17 January 1912 – 3 August 1917

Candidates

= Central Committee of the 6th Conference of the Russian Social Democratic Labour Party (Bolsheviks) =

The Central Committee of the 6th Conference of the Russian Social Democratic Labour Party (Bolsheviks) was in session from 17 January 1912 until 3 August 1917.

==Plenums==
The Central Committee was not a permanent institution. It convened plenary sessions and meetings.
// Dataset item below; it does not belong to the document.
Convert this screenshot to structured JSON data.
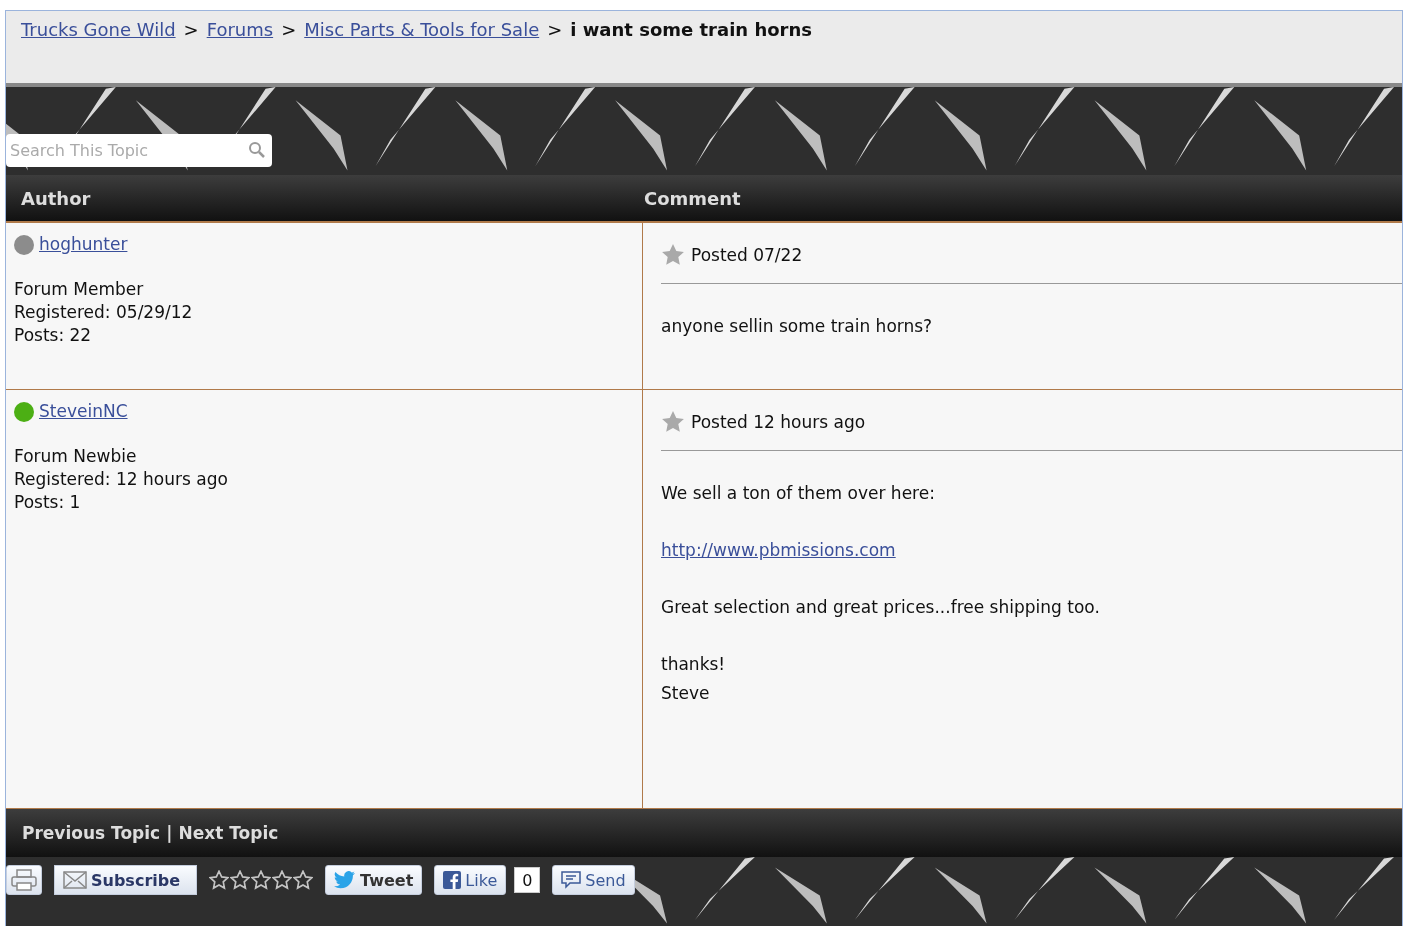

One CC plenary session, fifteen meetings and one CC conference were held between the 6th Conference and the 7th Conference. When the CC was not in session, decision-making power was vested in the internal bodies of the CC itself; that is, the Politburo, Secretariat and Orgburo. None of these bodies were permanent either; typically they convened several times a month.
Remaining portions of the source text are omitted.